Les écarts de pensions se creusent en France. Entre les retraités les plus modestes et ceux qui touchent les montants les plus élevés, les différences atteignent des proportions considérables. Une étude récente dévoile les seuils à franchir pour intégrer le cercle très fermé des pensionnés les mieux lotis du pays.
Un seuil de 3 000 euros pour rejoindre l’élite
Les chiffres parlent d’eux-mêmes. Pour appartenir au dixième le plus favorisé des retraités français, la barre se situe à 3 000 euros bruts mensuels. Seuls 8 % des pensionnés dépassent ce montant en pension de droit direct.
La moyenne nationale s’établit à 1 666 euros bruts par mois en 2023, ce qui représente 1 541 euros nets. Cette référence permet de mesurer l’ampleur des disparités qui caractérisent le système de retraite français.
Les ultra-privilégiés : 1 % au-dessus de 5 150 euros
Au sommet de la pyramide, une minorité touche des sommes bien supérieures. Le centile le plus riche perçoit plus de 5 150 euros bruts mensuels. Pour ces privilégiés, la pension moyenne atteint environ 6 470 euros bruts.
Un constat s’impose : 93 % de ces bénéficiaires sont des hommes. Cette surreprésentation masculine illustre les inégalités de carrière qui se perpétuent jusqu’à la retraite.
Des écarts massifs entre hommes et femmes
Les retraitées subissent un désavantage financier majeur. Elles perçoivent en moyenne 40 % de moins que leurs homologues masculins. Cette différence s’explique par des carrières souvent incomplètes et des salaires historiquement inférieurs.
Les anciennes fonctionnaires touchent environ 2 100 euros, un montant qui reste en deçà de la moyenne masculine dans la fonction publique.
Quelles professions offrent les meilleures pensions ?
Les variations selon les secteurs d’activité sont spectaculaires. Les anciens salariés des régimes spéciaux arrivent en tête avec une moyenne de 2 550 euros. Les professions libérales suivent de près avec environ 2 390 euros.

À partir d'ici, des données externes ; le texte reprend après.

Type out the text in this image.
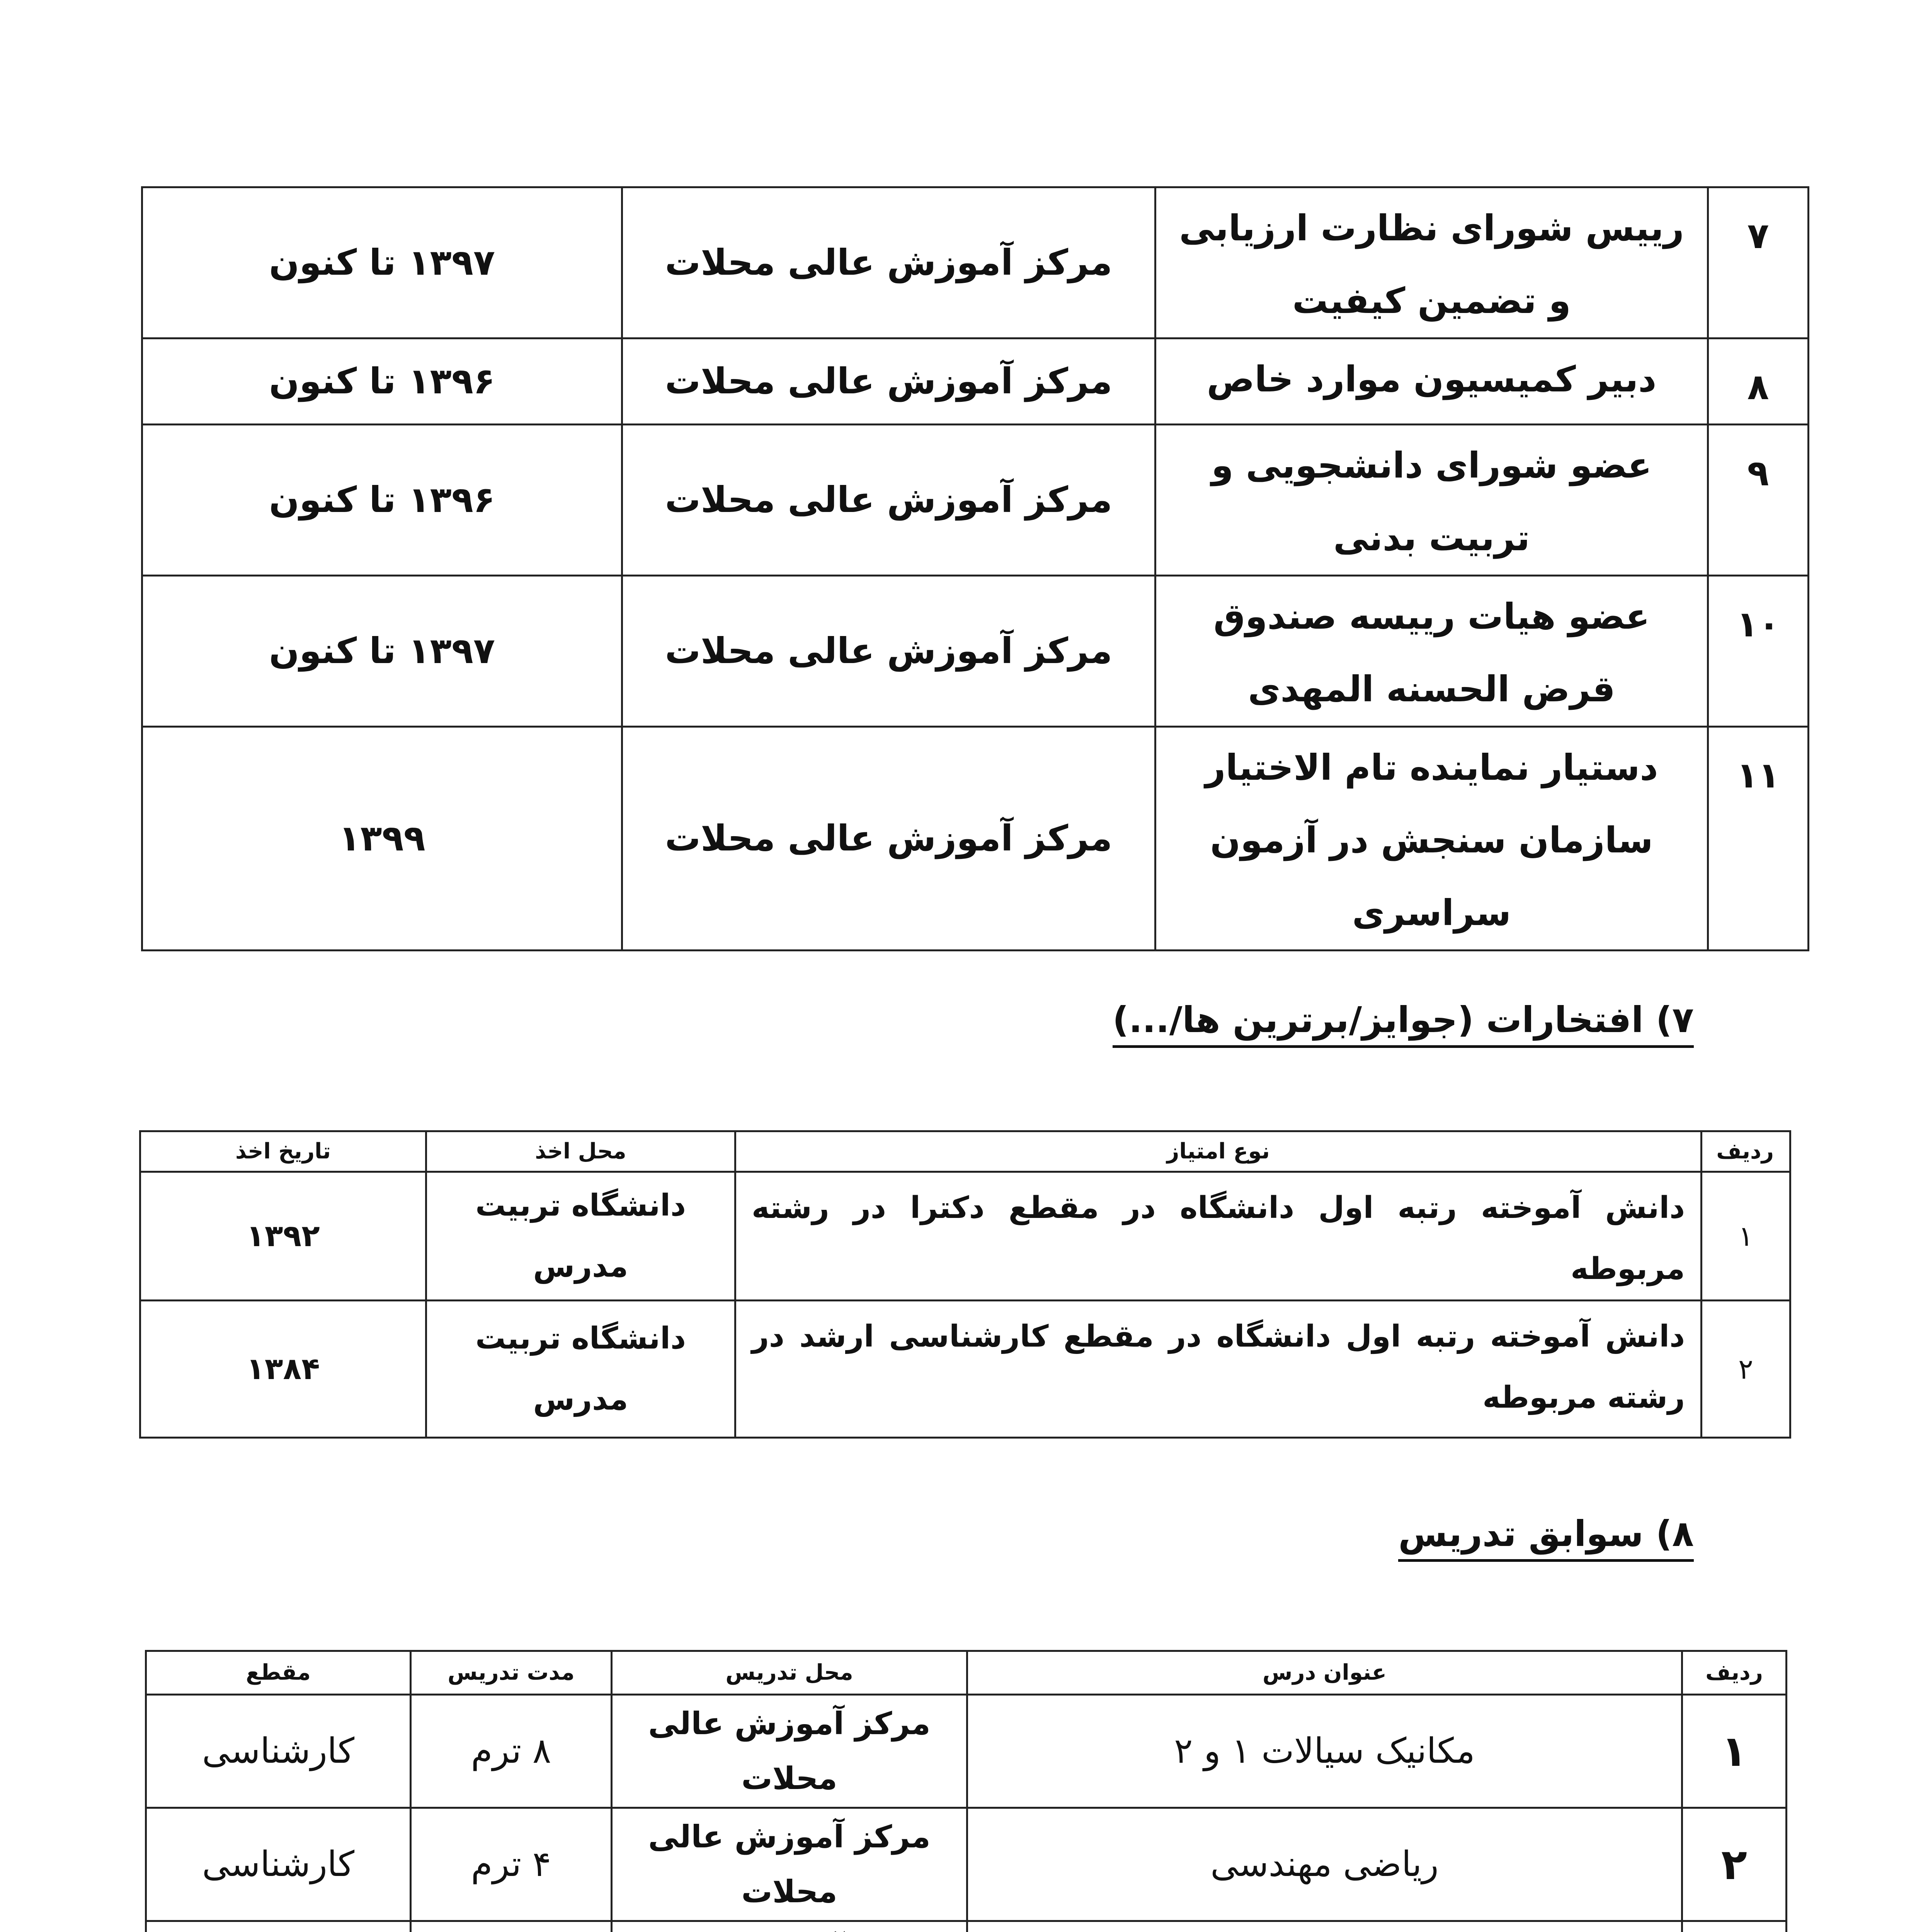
۷	رییس شورای نظارت ارزیابی و تضمین کیفیت	مرکز آموزش عالی محلات	۱۳۹۷ تا کنون
۸	دبیر کمیسیون موارد خاص	مرکز آموزش عالی محلات	۱۳۹۶ تا کنون
۹	عضو شورای دانشجویی و تربیت بدنی	مرکز آموزش عالی محلات	۱۳۹۶ تا کنون
۱۰	عضو هیات رییسه صندوق قرض الحسنه المهدی	مرکز آموزش عالی محلات	۱۳۹۷ تا کنون
۱۱	دستیار نماینده تام الاختیار سازمان سنجش در آزمون سراسری	مرکز آموزش عالی محلات	۱۳۹۹
۷) افتخارات (جوایز/برترین ها/...)
ردیف	نوع امتیاز	محل اخذ	تاریخ اخذ
۱	دانش آموخته رتبه اول دانشگاه در مقطع دکترا در رشته مربوطه	دانشگاه تربیت مدرس	۱۳۹۲
۲	دانش آموخته رتبه اول دانشگاه در مقطع کارشناسی ارشد در رشته مربوطه	دانشگاه تربیت مدرس	۱۳۸۴
۸) سوابق تدریس
ردیف	عنوان درس	محل تدریس	مدت تدریس	مقطع
۱	مکانیک سیالات ۱ و ۲	مرکز آموزش عالی محلات	۸ ترم	کارشناسی
۲	ریاضی مهندسی	مرکز آموزش عالی محلات	۴ ترم	کارشناسی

Les fonctionnaires civils de l’État perçoivent approximativement 2 280 euros. À l’opposé du spectre, les ex-agriculteurs se contentent d’environ 850 euros, soit près de trois fois moins que la moyenne nationale.
Où vous situez-vous dans la hiérarchie ?
En dessous de 1 000 euros bruts, vous appartenez au tiers des pensions les plus modestes. Autour de 1 500 euros bruts, vous vous positionnez proche de la moyenne française.
Au-delà de 3 000 euros bruts pour une carrière complète, vous figurez dans le haut du tableau. Ces repères permettent à chacun d’évaluer sa situation par rapport à l’ensemble des retraités.